Below be two specific embodiment of the present invention.
Example one, consider following 2 instructions:
ADD?A,X
SUB[m1],A
Article one, the performed computing of instruction is the data addition of will count immediately among X and the totalizer A, and the result is stored among the A.The performed operation of second instruction is to be that data in the ram cell of address and the data among the totalizer A are subtracted each other with m1, and the result is stored in m1 is in the ram cell of address.In this example, owing to the operand (being the data in the totalizer) in the 2nd instruction is the operation result of article one instruction, so exist data dependence between these two instructions.So, when second instruction is in read operation and counts the stage, data correlation discriminating electricity 208 will be exported corresponding data in view of the above and select control routine Q15, and this code orders about data and selects transfer circuit 209 that the operation result of its output terminal 211a place article one instruction is passed (forwarding) A mouth to mathematical logic unit 211 as Q16 before directly.
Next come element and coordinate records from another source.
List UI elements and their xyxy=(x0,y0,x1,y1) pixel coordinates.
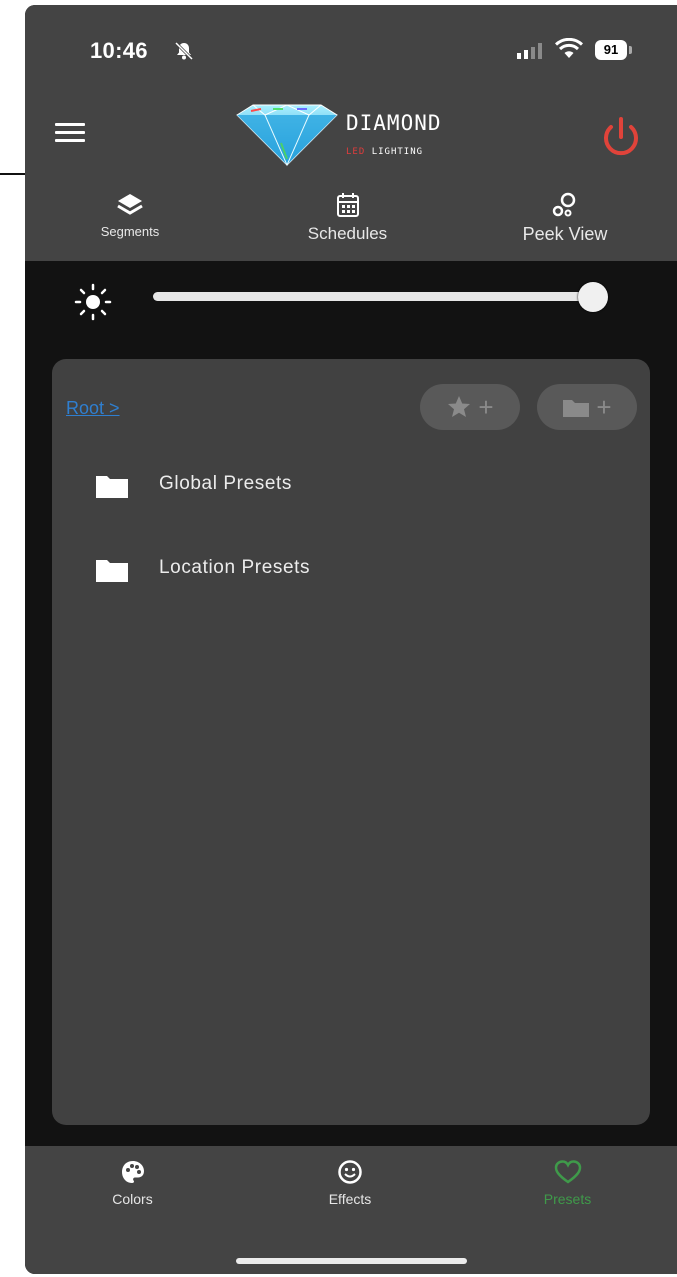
folder-label: Global Presets xyxy=(159,473,293,494)
folder-icon xyxy=(96,476,128,498)
edge-divider-line xyxy=(0,173,25,175)
brand-subtitle-text: LIGHTING xyxy=(371,147,424,157)
nav-effects-tab[interactable]: Effects xyxy=(310,1159,390,1207)
status-time: 10:46 xyxy=(90,38,148,63)
palette-icon xyxy=(121,1161,144,1183)
folder-row-location-presets[interactable]: Location Presets xyxy=(95,549,595,589)
silent-bell-icon xyxy=(174,41,194,61)
nav-presets-tab[interactable]: Presets xyxy=(525,1159,610,1207)
add-folder-button[interactable]: + xyxy=(537,384,637,430)
layers-icon xyxy=(117,194,143,215)
heart-icon xyxy=(554,1160,581,1184)
folder-row-global-presets[interactable]: Global Presets xyxy=(95,465,595,505)
calendar-icon xyxy=(336,193,359,217)
add-favorite-preset-button[interactable]: + xyxy=(420,384,520,430)
nav-presets-label: Presets xyxy=(543,1191,592,1207)
power-button[interactable] xyxy=(598,115,644,161)
star-icon xyxy=(448,396,471,417)
schedules-label: Schedules xyxy=(307,224,388,243)
bubbles-icon xyxy=(552,192,576,217)
battery-tip xyxy=(629,46,632,54)
presets-panel-body xyxy=(52,705,650,1125)
brand-subtitle: LED LIGHTING xyxy=(346,147,423,157)
nav-effects-label: Effects xyxy=(328,1191,372,1207)
phone-screen: 10:46 91 DIAMOND LED LIGHTING Segments S… xyxy=(25,5,677,1274)
diamond-logo-icon xyxy=(236,104,338,167)
cellular-signal-icon xyxy=(517,43,542,59)
home-indicator xyxy=(236,1258,467,1264)
brand-title: DIAMOND xyxy=(346,111,442,135)
nav-colors-label: Colors xyxy=(112,1191,153,1207)
add-folder-plus: + xyxy=(596,391,612,422)
folder-label: Location Presets xyxy=(159,557,311,578)
hamburger-menu-button[interactable] xyxy=(55,123,85,147)
peek-view-button[interactable]: Peek View xyxy=(505,192,625,245)
brand-subtitle-prefix: LED xyxy=(346,147,366,157)
breadcrumb-root-link[interactable]: Root > xyxy=(66,398,120,419)
sun-icon xyxy=(74,283,112,321)
nav-colors-tab[interactable]: Colors xyxy=(95,1159,170,1207)
folder-icon xyxy=(96,560,128,582)
brightness-slider-thumb[interactable] xyxy=(578,282,608,312)
peek-view-label: Peek View xyxy=(522,224,608,244)
schedules-button[interactable]: Schedules xyxy=(290,192,405,244)
wifi-icon xyxy=(555,38,583,58)
brightness-slider[interactable] xyxy=(153,292,593,301)
smiley-icon xyxy=(338,1160,362,1184)
segments-button[interactable]: Segments xyxy=(75,192,185,239)
segments-label: Segments xyxy=(100,224,160,239)
folder-icon xyxy=(563,400,590,417)
add-favorite-plus: + xyxy=(478,391,494,422)
battery-indicator: 91 xyxy=(595,40,627,60)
Example two, consider following three instructions:
ADD[m1],A
INC[m2]
SUB?A,[m2]
Article one, instruction is carried out be with m1 be in data and the totalizer in the ram cell of address data mutually adduction the result is existed with m1 is in the ram cell of address.Second instruction is carried out is to be that data in the ram cell of address add 1 and the result is existed with m2 is in the ram cell of address with m2.Article three, instruction is performed be in the totalizer data be that data in the ram cell of address are subtracted each other with m1, and the result is existed in the totalizer.In this example, article one instruction and second instruction no datat correlativity, the second instruction is instructed also no datat correlativity with the 3rd.But article one instruction exists data dependence with the 3rd instruction.Article three, the operand [m1] of instruction (promptly being the data in the ram cell of address with m1) is the operation result of article one instruction.When the 3rd instruction was in read operation and counts the stage, article one instruction was in the stage as a result of writing, but this moment its operation result not write as yet with m1 be in the ram cell of address.So, when article one instruction is in read operation and counts the stage, corresponding data of data correlation discriminating circuit 208 outputs are selected control routine Q15, and this code orders about data and selects transfer circuit 209 operation result of its output terminal 206a place article one instruction to be sent to the B mouth of ALU211 as Q17.
Above-mentioned example only is a particular instance of the present invention, must not be considered as limitation of the present invention.